Banners and Cranks is an annual festival of cantastoria and cranky performance by artists and musicians from all over the United States. Cantastoria is the Italian word for an ancient performance form involving the theatrical display of paintings accompanied by sung narration. A precursor to modern puppet theater, this practice originated in 6th Century India and spread East and West, with many different variations in style and subject matter.
Recently there has been a revival of interest in Cantastoria among puppeteers, artists, and activists in the West, who find that this ancient form has startlingly modern qualities and can easily be infused with fresh content. The use of the cranky (a sister to the cantastoria in which the images appear on a scroll which is turned by means of a crank) has also lately grown popular among folk musicians and artists looking for new ways to perform their songs and display their artwork in a performance context.
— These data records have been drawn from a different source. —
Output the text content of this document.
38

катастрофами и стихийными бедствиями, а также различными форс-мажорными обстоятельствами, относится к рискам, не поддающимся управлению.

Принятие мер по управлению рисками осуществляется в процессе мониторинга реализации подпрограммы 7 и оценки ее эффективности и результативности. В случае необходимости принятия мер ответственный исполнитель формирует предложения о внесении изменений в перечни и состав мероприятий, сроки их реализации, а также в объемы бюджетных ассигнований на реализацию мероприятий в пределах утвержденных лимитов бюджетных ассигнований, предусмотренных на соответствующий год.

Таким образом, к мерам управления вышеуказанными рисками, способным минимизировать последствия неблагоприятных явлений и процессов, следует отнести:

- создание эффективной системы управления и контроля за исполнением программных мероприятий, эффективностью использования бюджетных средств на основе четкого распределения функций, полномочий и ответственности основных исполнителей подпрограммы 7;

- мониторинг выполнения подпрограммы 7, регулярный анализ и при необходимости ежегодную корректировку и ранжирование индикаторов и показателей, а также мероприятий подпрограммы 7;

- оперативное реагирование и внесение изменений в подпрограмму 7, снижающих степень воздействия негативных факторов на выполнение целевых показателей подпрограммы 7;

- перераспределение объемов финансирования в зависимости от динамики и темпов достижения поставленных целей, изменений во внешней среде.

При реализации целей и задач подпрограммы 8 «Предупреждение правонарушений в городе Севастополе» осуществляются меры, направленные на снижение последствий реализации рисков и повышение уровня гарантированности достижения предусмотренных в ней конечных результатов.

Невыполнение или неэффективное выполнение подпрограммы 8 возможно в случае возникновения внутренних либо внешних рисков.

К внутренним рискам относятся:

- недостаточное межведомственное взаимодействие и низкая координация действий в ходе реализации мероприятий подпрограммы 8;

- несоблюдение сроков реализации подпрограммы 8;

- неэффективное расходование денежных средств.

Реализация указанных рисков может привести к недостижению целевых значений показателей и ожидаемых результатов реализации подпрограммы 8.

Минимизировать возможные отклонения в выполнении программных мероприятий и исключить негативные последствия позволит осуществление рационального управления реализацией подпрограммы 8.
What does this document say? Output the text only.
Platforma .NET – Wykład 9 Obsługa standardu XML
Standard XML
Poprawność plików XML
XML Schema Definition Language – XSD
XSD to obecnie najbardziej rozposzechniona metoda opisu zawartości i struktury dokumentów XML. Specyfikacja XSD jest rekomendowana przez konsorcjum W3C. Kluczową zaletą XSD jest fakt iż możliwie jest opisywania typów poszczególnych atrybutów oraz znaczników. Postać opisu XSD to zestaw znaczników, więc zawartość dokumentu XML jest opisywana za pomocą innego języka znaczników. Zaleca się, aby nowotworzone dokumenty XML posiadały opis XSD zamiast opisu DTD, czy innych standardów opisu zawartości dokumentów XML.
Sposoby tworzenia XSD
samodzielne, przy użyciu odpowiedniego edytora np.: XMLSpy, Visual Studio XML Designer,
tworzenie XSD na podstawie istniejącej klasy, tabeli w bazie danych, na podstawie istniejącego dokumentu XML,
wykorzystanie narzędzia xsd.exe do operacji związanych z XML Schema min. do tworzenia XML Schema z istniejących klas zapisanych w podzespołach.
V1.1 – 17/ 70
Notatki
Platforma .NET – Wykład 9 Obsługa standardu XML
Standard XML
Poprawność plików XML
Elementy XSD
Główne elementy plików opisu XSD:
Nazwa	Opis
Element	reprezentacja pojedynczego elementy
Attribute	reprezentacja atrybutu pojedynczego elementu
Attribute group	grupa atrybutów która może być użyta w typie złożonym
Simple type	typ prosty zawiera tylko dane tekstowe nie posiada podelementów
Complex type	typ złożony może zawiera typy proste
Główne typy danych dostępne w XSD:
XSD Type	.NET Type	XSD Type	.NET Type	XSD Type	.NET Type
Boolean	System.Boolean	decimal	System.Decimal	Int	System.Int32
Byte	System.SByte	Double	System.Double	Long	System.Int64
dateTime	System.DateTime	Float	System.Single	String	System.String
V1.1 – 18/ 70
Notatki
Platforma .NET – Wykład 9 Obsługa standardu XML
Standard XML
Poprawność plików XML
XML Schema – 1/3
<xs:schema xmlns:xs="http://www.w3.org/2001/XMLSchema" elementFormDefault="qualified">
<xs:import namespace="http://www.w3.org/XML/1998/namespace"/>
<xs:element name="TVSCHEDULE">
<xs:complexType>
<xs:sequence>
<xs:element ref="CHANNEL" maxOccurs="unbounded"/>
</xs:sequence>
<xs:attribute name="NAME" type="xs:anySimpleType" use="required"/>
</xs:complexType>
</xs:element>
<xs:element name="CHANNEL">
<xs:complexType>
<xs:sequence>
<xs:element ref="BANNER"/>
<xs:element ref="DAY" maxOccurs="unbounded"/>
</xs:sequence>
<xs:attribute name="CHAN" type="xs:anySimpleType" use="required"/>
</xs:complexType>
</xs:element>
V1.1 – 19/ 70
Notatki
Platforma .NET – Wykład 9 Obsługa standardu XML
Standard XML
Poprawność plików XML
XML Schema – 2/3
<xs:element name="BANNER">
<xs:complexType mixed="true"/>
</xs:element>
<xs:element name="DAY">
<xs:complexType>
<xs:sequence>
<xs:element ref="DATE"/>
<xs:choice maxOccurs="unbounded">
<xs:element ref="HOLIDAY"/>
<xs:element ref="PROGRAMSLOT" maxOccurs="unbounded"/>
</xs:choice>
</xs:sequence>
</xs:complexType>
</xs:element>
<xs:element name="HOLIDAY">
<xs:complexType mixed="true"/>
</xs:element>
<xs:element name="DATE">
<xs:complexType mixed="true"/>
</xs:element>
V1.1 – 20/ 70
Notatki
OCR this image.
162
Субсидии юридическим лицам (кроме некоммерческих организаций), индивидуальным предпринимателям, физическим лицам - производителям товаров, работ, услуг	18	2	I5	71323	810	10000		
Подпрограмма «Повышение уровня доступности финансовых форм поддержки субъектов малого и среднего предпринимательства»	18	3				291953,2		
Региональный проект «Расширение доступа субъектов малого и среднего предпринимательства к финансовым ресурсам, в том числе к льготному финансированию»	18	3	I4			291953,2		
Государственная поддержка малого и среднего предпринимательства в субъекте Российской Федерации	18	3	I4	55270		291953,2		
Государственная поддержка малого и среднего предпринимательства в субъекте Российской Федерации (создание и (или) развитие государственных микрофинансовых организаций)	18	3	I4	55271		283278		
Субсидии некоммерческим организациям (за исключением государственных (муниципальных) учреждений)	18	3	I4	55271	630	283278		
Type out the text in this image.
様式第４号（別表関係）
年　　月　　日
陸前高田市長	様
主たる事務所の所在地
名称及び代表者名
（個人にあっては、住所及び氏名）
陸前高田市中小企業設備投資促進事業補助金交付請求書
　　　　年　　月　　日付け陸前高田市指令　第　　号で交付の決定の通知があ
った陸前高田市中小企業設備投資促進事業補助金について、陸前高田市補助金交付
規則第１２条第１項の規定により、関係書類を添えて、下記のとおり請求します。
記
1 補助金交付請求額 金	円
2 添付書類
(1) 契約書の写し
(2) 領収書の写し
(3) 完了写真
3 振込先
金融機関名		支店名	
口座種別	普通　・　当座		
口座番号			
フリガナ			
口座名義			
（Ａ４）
The first Banners and Cranks festival, in Chicago in 2010, included an exhibition and three weeks of shows by 12 different artists or companies. In 2011 the fest moved to New York, at HERE arts space, and presented 21 different performers over three weeks. In 2012, 2013 and 2014 the fest appeared in San Juan Puerto Rico, at the Jalopy Theater in Brooklyn, and in Vermont’s Northeast Kingdom. Our 2015 festival included 5 different programs of shows and a lecture, in venues throughout Detroit, sponsored by the Detroit Institute of Art. In 2016 we returned to Puerto Rico for a smaller festival: one weekend of shows in San Juan. In 2017 we appeared in Storrs, Connecticut in conjunction with a Banners and Cranks exhibition at the Ballard Institute, and we also brought Banners and Cranks to New Jersey. In 2018 & 2019, in the wake of hurricane and earthquake in Puerto Rico, we took a hiatus. Then the Covid epidemic put the breaks on our plans for 2020 and 2021 events. Now we bravely look ahead to a fest in 2022, fingers crossed!
We are committed to the concept of a nomadic festival, both because it is in keeping with the historic itinerant roots of the performance form, and also because we hope that the fest will reach new audiences of makers and thinkers who have never seen cantastoria before, inspiring the uninitiated to take up the form and invent fresh approaches to the magic of the cranky and the picture story.
This is a living and breathing folk performance practice that has its own particular place alongside the technology and media of the 21st century.